Göztepe S.K. is a Turkish professional basketball club based in İzmir. Currently, the team plays in the Turkish Basketball First League. The basketball team is part of the multi-sports club Göztepe S.K..

==History==
Re-established in 2024, the team competed in the Basketbol Süper Ligi league during the 1968–69 and 2002–03 seasons. The basketball department was later discontinued due to financial difficulties. As of the 2021–22 season, the restructured team prioritized the establishment of its youth system. In their first season, Göztepe finished as runners-up in the U14 men's category at the national level and also contributed three players to the national youth teams.

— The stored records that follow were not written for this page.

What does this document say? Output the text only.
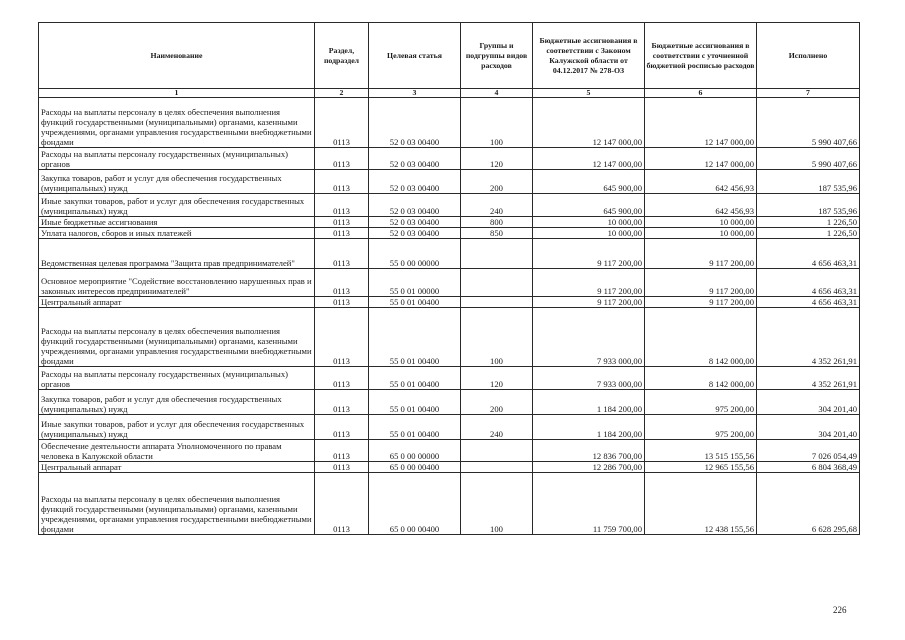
Наименование	Раздел, подраздел	Целевая статья	Группы и подгруппы видов расходов	Бюджетные ассигнования в соответствии с Законом Калужской области от 04.12.2017 № 278-ОЗ	Бюджетные ассигнования в соответствии с уточненной бюджетной росписью расходов	Исполнено
1	2	3	4	5	6	7
Расходы на выплаты персоналу в целях обеспечения выполнения функций государственными (муниципальными) органами, казенными учреждениями, органами управления государственными внебюджетными фондами	0113	52 0 03 00400	100	12 147 000,00	12 147 000,00	5 990 407,66
Расходы на выплаты персоналу государственных (муниципальных) органов	0113	52 0 03 00400	120	12 147 000,00	12 147 000,00	5 990 407,66
Закупка товаров, работ и услуг для обеспечения государственных (муниципальных) нужд	0113	52 0 03 00400	200	645 900,00	642 456,93	187 535,96
Иные закупки товаров, работ и услуг для обеспечения государственных (муниципальных) нужд	0113	52 0 03 00400	240	645 900,00	642 456,93	187 535,96
Иные бюджетные ассигнования	0113	52 0 03 00400	800	10 000,00	10 000,00	1 226,50
Уплата налогов, сборов и иных платежей	0113	52 0 03 00400	850	10 000,00	10 000,00	1 226,50
Ведомственная целевая программа "Защита прав предпринимателей"	0113	55 0 00 00000		9 117 200,00	9 117 200,00	4 656 463,31
Основное мероприятие "Содействие восстановлению нарушенных прав и законных интересов предпринимателей"	0113	55 0 01 00000		9 117 200,00	9 117 200,00	4 656 463,31
Центральный аппарат	0113	55 0 01 00400		9 117 200,00	9 117 200,00	4 656 463,31
Расходы на выплаты персоналу в целях обеспечения выполнения функций государственными (муниципальными) органами, казенными учреждениями, органами управления государственными внебюджетными фондами	0113	55 0 01 00400	100	7 933 000,00	8 142 000,00	4 352 261,91
Расходы на выплаты персоналу государственных (муниципальных) органов	0113	55 0 01 00400	120	7 933 000,00	8 142 000,00	4 352 261,91
Закупка товаров, работ и услуг для обеспечения государственных (муниципальных) нужд	0113	55 0 01 00400	200	1 184 200,00	975 200,00	304 201,40
Иные закупки товаров, работ и услуг для обеспечения государственных (муниципальных) нужд	0113	55 0 01 00400	240	1 184 200,00	975 200,00	304 201,40
Обеспечение деятельности аппарата Уполномоченного по правам человека в Калужской области	0113	65 0 00 00000		12 836 700,00	13 515 155,56	7 026 054,49
Центральный аппарат	0113	65 0 00 00400		12 286 700,00	12 965 155,56	6 804 368,49
Расходы на выплаты персоналу в целях обеспечения выполнения функций государственными (муниципальными) органами, казенными учреждениями, органами управления государственными внебюджетными фондами	0113	65 0 00 00400	100	11 759 700,00	12 438 155,56	6 628 295,68
226
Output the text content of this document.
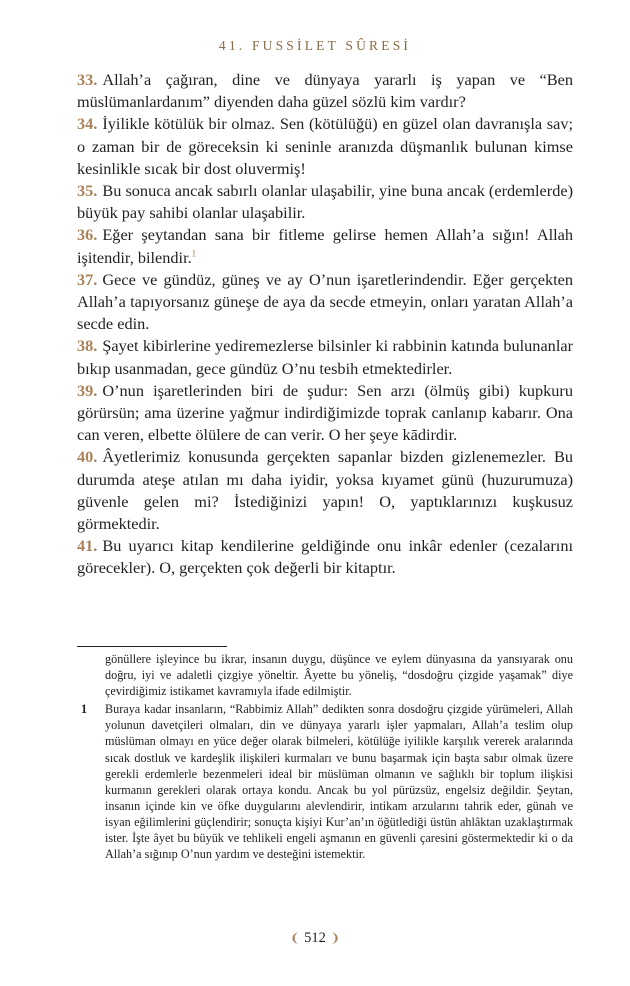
41. FUSSİLET SÛRESİ

33. Allah’a çağıran, dine ve dünyaya yararlı iş yapan ve “Ben müslümanlardanım” diyenden daha güzel sözlü kim vardır?

34. İyilikle kötülük bir olmaz. Sen (kötülüğü) en güzel olan davranışla sav; o zaman bir de göreceksin ki seninle aranızda düşmanlık bulunan kimse kesinlikle sıcak bir dost oluvermiş!

35. Bu sonuca ancak sabırlı olanlar ulaşabilir, yine buna ancak (erdemlerde) büyük pay sahibi olanlar ulaşabilir.

36. Eğer şeytandan sana bir fitleme gelirse hemen Allah’a sığın! Allah işitendir, bilendir.$^1$

37. Gece ve gündüz, güneş ve ay O’nun işaretlerindendir. Eğer gerçekten Allah’a tapıyorsanız güneşe de aya da secde etmeyin, onları yaratan Allah’a secde edin.

38. Şayet kibirlerine yediremezlerse bilsinler ki rabbinin katında bulunanlar bıkıp usanmadan, gece gündüz O’nu tesbih etmektedirler.

39. O’nun işaretlerinden biri de şudur: Sen arzı (ölmüş gibi) kupkuru görürsün; ama üzerine yağmur indirdiğimizde toprak canlanıp kabarır. Ona can veren, elbette ölülere de can verir. O her şeye kādirdir.

40. Âyetlerimiz konusunda gerçekten sapanlar bizden gizlenemezler. Bu durumda ateşe atılan mı daha iyidir, yoksa kıyamet günü (huzurumuza) güvenle gelen mi? İstediğinizi yapın! O, yaptıklarınızı kuşkusuz görmektedir.

41. Bu uyarıcı kitap kendilerine geldiğinde onu inkâr edenler (cezalarını görecekler). O, gerçekten çok değerli bir kitaptır.

gönüllere işleyince bu ikrar, insanın duygu, düşünce ve eylem dünyasına da yansıyarak onu doğru, iyi ve adaletli çizgiye yöneltir. Âyette bu yöneliş, “dosdoğru çizgide yaşamak” diye çevirdiğimiz istikamet kavramıyla ifade edilmiştir.
1	Buraya kadar insanların, “Rabbimiz Allah” dedikten sonra dosdoğru çizgide yürümeleri, Allah yolunun davetçileri olmaları, din ve dünyaya yararlı işler yapmaları, Allah’a teslim olup müslüman olmayı en yüce değer olarak bilmeleri, kötülüğe iyilikle karşılık vererek aralarında sıcak dostluk ve kardeşlik ilişkileri kurmaları ve bunu başarmak için başta sabır olmak üzere gerekli erdemlerle bezenmeleri ideal bir müslüman olmanın ve sağlıklı bir toplum ilişkisi kurmanın gerekleri olarak ortaya kondu. Ancak bu yol pürüzsüz, engelsiz değildir. Şeytan, insanın içinde kin ve öfke duygularını alevlendirir, intikam arzularını tahrik eder, günah ve isyan eğilimlerini güçlendirir; sonuçta kişiyi Kur’an’ın öğütlediği üstün ahlâktan uzaklaştırmak ister. İşte âyet bu büyük ve tehlikeli engeli aşmanın en güvenli çaresini göstermektedir ki o da Allah’a sığınıp O’nun yardım ve desteğini istemektir.
❨ 512 ❩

Among the club's long-term objectives is the development of youth teams capable of competing in the Turkish championships across all age categories, with the aim of forming the senior team through its own resources. In the 2024–25 season, coinciding with the club's centenary, the senior team was re-established and began competing in the Turkish Basketball Second League.